II. Imperative formulas regarding affection, necessarily derived from the practical esteem. (The same subdivision).

III. Imperative formulas regarding external action, necessarily derived (given the required circumstance) from preceding affection. (The same subdivision).



(106) This appropriate use of the term conforms to St. Paul's use of it (Rom 1), as we can see from Tertullian's commentary on the Apostle's words: 'If God is to judge the hidden things of those who have offended either with or without the law — those ignorant of the law naturally do what is under the law — he will certainly judge those who are under the LAW and also subject to NATURE, which serves as law for the uninstructed' (L. 5, contr. Marcionem, c. 13). We note: 1. nature took the place of law for the Gentiles. This is precisely what I say: beings themselves, that is, the nature of conceived beings, are from the start the norm for human beings, from which only later is the formula of law derived. 2. In this first state, the human being is said to be without law because moral obligation, despite its efficacy and obligation in its first unabstracted condition, does not merit the name 'law' as we commonly use the word.
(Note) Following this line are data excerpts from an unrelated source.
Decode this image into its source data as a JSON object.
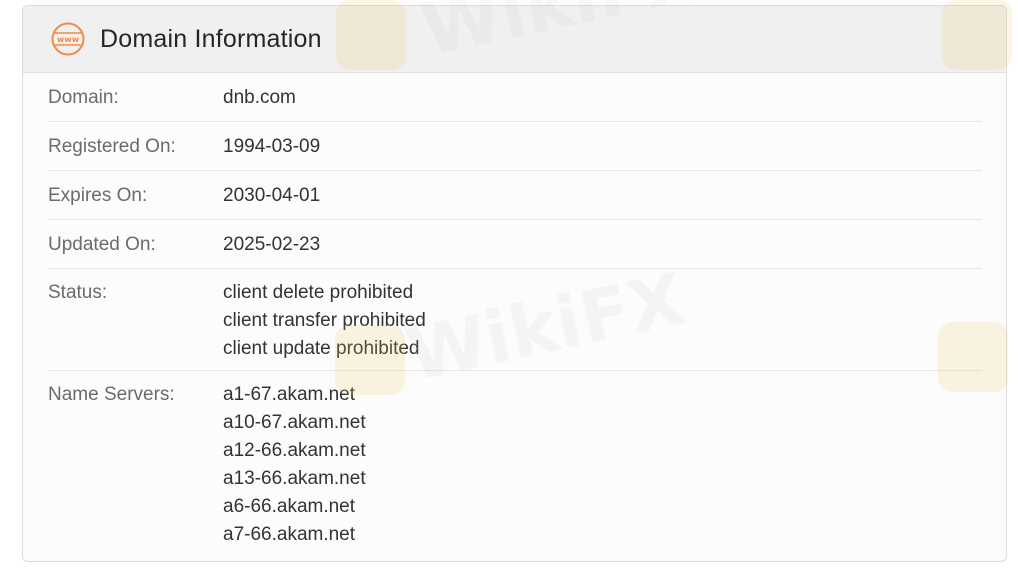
{
  "card": {
    "title": "Domain Information",
    "icon": "www-globe-icon",
    "accent_color": "#f08a4b"
  },
  "rows": {
    "domain": {
      "label": "Domain:",
      "values": [
        "dnb.com"
      ]
    },
    "registered": {
      "label": "Registered On:",
      "values": [
        "1994-03-09"
      ]
    },
    "expires": {
      "label": "Expires On:",
      "values": [
        "2030-04-01"
      ]
    },
    "updated": {
      "label": "Updated On:",
      "values": [
        "2025-02-23"
      ]
    },
    "status": {
      "label": "Status:",
      "values": [
        "client delete prohibited",
        "client transfer prohibited",
        "client update prohibited"
      ]
    },
    "name_servers": {
      "label": "Name Servers:",
      "values": [
        "a1-67.akam.net",
        "a10-67.akam.net",
        "a12-66.akam.net",
        "a13-66.akam.net",
        "a6-66.akam.net",
        "a7-66.akam.net"
      ]
    }
  },
  "watermark": {
    "text": "WikiFX",
    "logo_color": "#f1c66a"
  }
}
(107) Cf. my theory of species and genera in OT, 646-659.

(108) Above every species and genera, we posit three CATEGORIES, one of which is universal moral being.

(109) Cf. OT, loc. cit.

(110) Although formulas belonging to full-imperfect species could be verbally expressed if we wished, the exercise would be pointless. In any case, they are so many that we could never express them all. Full-imperfect-specific ideas are not found in books on ethics because they are not expressed in any language. Even philosophers do not generally notice them.
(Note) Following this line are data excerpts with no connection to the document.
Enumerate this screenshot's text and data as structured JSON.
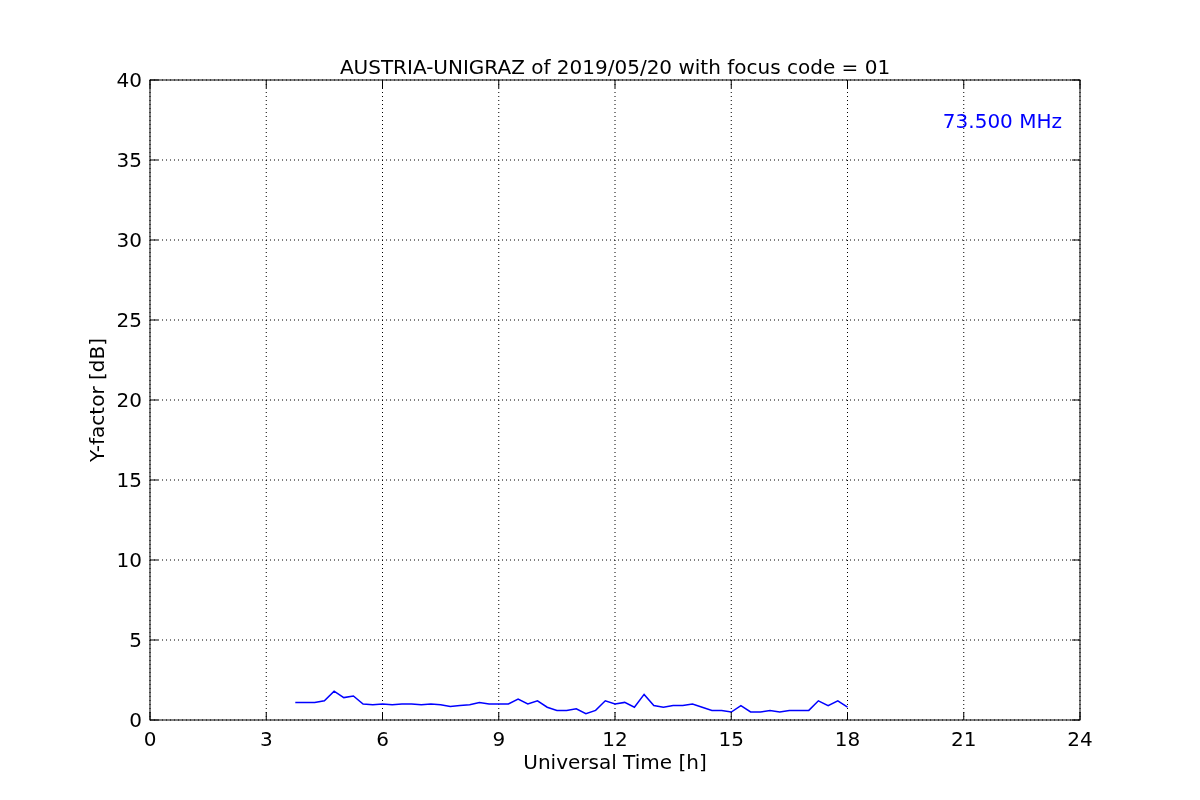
{
  "chart_data": {
    "type": "line",
    "title": "AUSTRIA-UNIGRAZ of 2019/05/20 with focus code = 01",
    "xlabel": "Universal Time [h]",
    "ylabel": "Y-factor [dB]",
    "x": [
      3.75,
      4.0,
      4.25,
      4.5,
      4.75,
      5.0,
      5.25,
      5.5,
      5.75,
      6.0,
      6.25,
      6.5,
      6.75,
      7.0,
      7.25,
      7.5,
      7.75,
      8.0,
      8.25,
      8.5,
      8.75,
      9.0,
      9.25,
      9.5,
      9.75,
      10.0,
      10.25,
      10.5,
      10.75,
      11.0,
      11.25,
      11.5,
      11.75,
      12.0,
      12.25,
      12.5,
      12.75,
      13.0,
      13.25,
      13.5,
      13.75,
      14.0,
      14.25,
      14.5,
      14.75,
      15.0,
      15.25,
      15.5,
      15.75,
      16.0,
      16.25,
      16.5,
      16.75,
      17.0,
      17.25,
      17.5,
      17.75,
      18.0
    ],
    "series": [
      {
        "color": "#0000ff",
        "values": [
          1.1,
          1.1,
          1.1,
          1.2,
          1.8,
          1.4,
          1.5,
          1.0,
          0.95,
          1.0,
          0.95,
          1.0,
          1.0,
          0.95,
          1.0,
          0.95,
          0.85,
          0.9,
          0.95,
          1.1,
          1.0,
          1.0,
          1.0,
          1.3,
          1.0,
          1.2,
          0.8,
          0.6,
          0.6,
          0.7,
          0.4,
          0.6,
          1.2,
          1.0,
          1.1,
          0.8,
          1.6,
          0.9,
          0.8,
          0.9,
          0.9,
          1.0,
          0.8,
          0.6,
          0.6,
          0.5,
          0.9,
          0.5,
          0.5,
          0.6,
          0.5,
          0.6,
          0.6,
          0.6,
          1.2,
          0.9,
          1.2,
          0.8
        ]
      }
    ],
    "xlim": [
      0,
      24
    ],
    "ylim": [
      0,
      40
    ],
    "xticks": [
      0,
      3,
      6,
      9,
      12,
      15,
      18,
      21,
      24
    ],
    "yticks": [
      0,
      5,
      10,
      15,
      20,
      25,
      30,
      35,
      40
    ],
    "grid": true,
    "annotations": [
      {
        "text": "73.500 MHz"
      }
    ]
  }
}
(111) The authoress of Essai sur l'éducation de l'enfance (Madame Necker, Geneva, 1837) writes very much to the point: 'It is commonplace to see very young children attributing vital powers to inanimate objects, and this illusion increases their fears or pleasures threefold. A portrait is looking at them; a table suffers when someone hits it. And what about the little finger of their mother or the maid? - what kind of role does that play for a great number of children? This little servant of the secret police is listening, answering, denouncing the guilty ones, who see nothing surprising in so absurd a fact.'

(112) The formula, 'A human being must not harm a fellow human being', belongs to the first species, where the relationship is not yet separated from the concept 'human'. But the formula, 'You must not harm your like', belongs to the second species, because the relationship of similarity is abstracted from what is human, and expressed. The second formula is discovered after the first, which implicitly contains it, and expresses the reason for the first - the reason one human being should not harm another is that the other is his like.
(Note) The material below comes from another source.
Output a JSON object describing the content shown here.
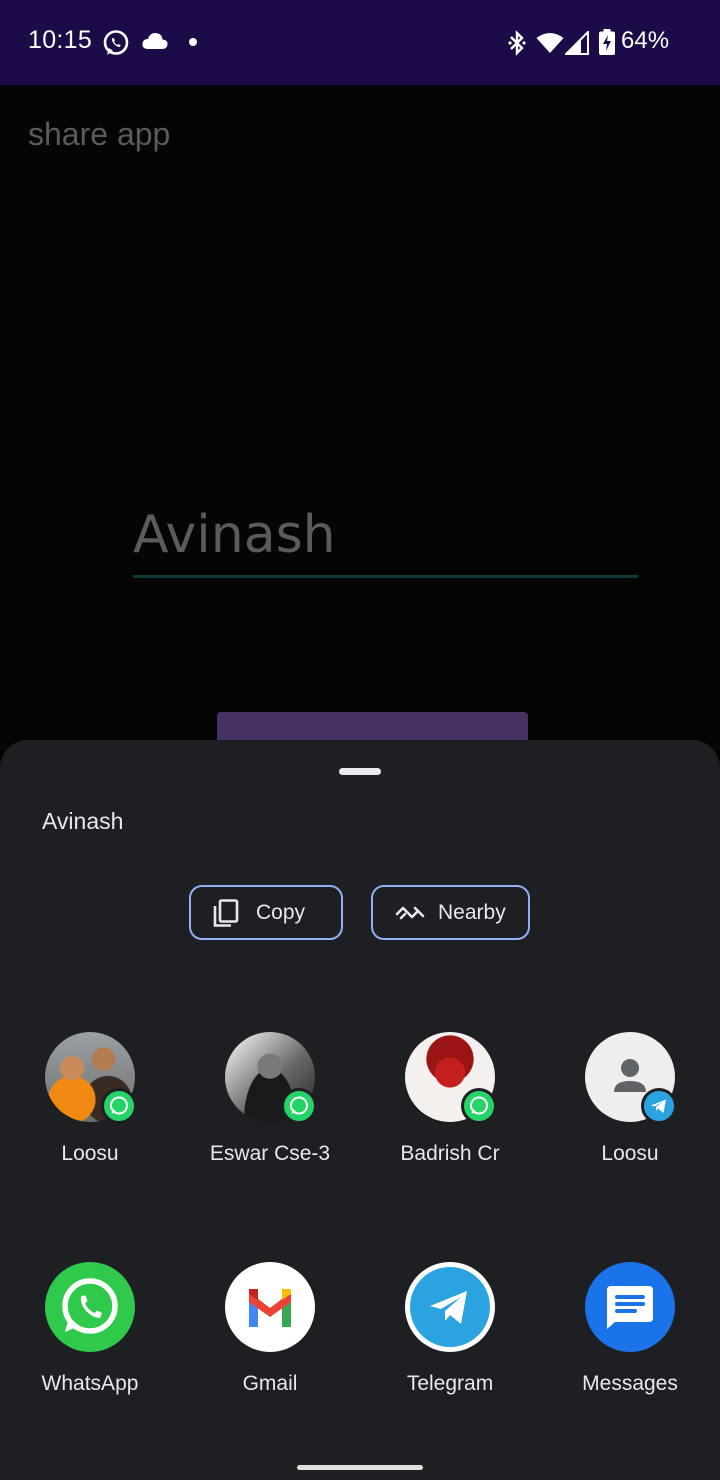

(113) In order to arrive at a very general formula the understanding does not have to pass through all the less general or specific formulas. It need only reflect on, and then abstract from, one of them. For example, we do not need to observe different cases of the following truth: 'A part of a whole cannot be judged good or bad except in relationship to the whole', in order to abstract from it the general imperative of Stoic fittingness, that is, 'nothing may be done that is not in keeping with everything else with which it forms at least a mental whole.'

(114) This question can be discussed under either signorial right or social right, a very important distinction. I refer the reader to my treatment of the matter in La Società ed il suo fine.

(115) The three moral categories I have dealt with have their origin in the first formula completed by union with each of the other three formulas.